If 50.0 mL of a 1.00 M solution of CaCl2 (solution A) is mixed with 85.0 mL of pure water to produce solution B and then 42.5 mL of solution B is mixed with 52.0 mL of solution A to give solution C, what is the concentration of CL^-(aq) in the final solution?
from A to B, it was diluted to 1M*50/(50+85)=.37M, but twice that in Cl conc.

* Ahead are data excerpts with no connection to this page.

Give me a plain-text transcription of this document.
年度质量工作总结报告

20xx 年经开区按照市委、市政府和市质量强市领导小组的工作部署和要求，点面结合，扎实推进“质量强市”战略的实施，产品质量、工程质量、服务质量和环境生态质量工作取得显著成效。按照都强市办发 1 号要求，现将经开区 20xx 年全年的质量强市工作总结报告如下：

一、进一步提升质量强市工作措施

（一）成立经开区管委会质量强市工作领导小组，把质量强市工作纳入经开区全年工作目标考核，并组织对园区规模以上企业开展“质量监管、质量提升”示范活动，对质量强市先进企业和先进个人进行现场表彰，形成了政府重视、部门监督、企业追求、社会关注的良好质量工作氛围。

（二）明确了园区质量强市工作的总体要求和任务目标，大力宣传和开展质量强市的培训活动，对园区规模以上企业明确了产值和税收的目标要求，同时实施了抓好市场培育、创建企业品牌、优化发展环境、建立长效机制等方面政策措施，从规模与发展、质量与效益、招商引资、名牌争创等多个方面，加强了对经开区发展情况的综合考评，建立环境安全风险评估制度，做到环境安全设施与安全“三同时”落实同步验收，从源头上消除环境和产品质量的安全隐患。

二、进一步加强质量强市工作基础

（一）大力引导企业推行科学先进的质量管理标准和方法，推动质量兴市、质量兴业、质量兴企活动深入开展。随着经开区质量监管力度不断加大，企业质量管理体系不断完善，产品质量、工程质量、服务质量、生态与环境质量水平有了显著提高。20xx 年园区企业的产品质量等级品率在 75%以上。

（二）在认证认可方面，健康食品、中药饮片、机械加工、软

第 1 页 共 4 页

then, mixing it with A, (.425*.37*2+.52*1*2)/(.425+.52)=1.43M in Cl
check my thinking.
To find the concentration of Cl^-(aq) in the final solution, we need to calculate the moles of Cl^- ions present in each step.
First, let's calculate the moles of Cl^- ions in solution A.
Moles of Cl^- in solution A = Volume of solution A (in liters) * Molarity of CaCl2
Given:
Volume of solution A = 50.0 mL = 50.0/1000 = 0.050 L
Molarity of CaCl2 = 1.00 mol/L
Moles of Cl^- in solution A = 0.050 L * 1.00 mol/L = 0.050 mol
Next, let's calculate the moles of Cl^- ions in solution B.
Since we add pure water to solution A, the number of moles of Cl^- ions remains the same.
So, moles of Cl^- in solution B = 0.050 mol
Now, let's calculate the moles of Cl^- ions in solution C.
Moles of Cl^- in solution C = Moles of Cl^- in solution A + Moles of Cl^- in solution B
Moles of Cl^- in solution C = 0.050 mol + 0.050 mol = 0.100 mol
Finally, to find the concentration of Cl^- ions in the final solution, we divide the moles of Cl^- ions in solution C by the total volume of solution C.
Total volume of solution C = Volume of solution A + Volume of solution B
Total volume of solution C = 50.0 mL + 85.0 mL = 135.0 mL = 135.0/1000 = 0.135 L
Concentration of Cl^- in solution C = Moles of Cl^- in solution C / Total volume of solution C
Concentration of Cl^- in solution C = 0.100 mol / 0.135 L = 0.741 M
Therefore, the concentration of Cl^- ions in the final solution (solution C) is 0.741 M.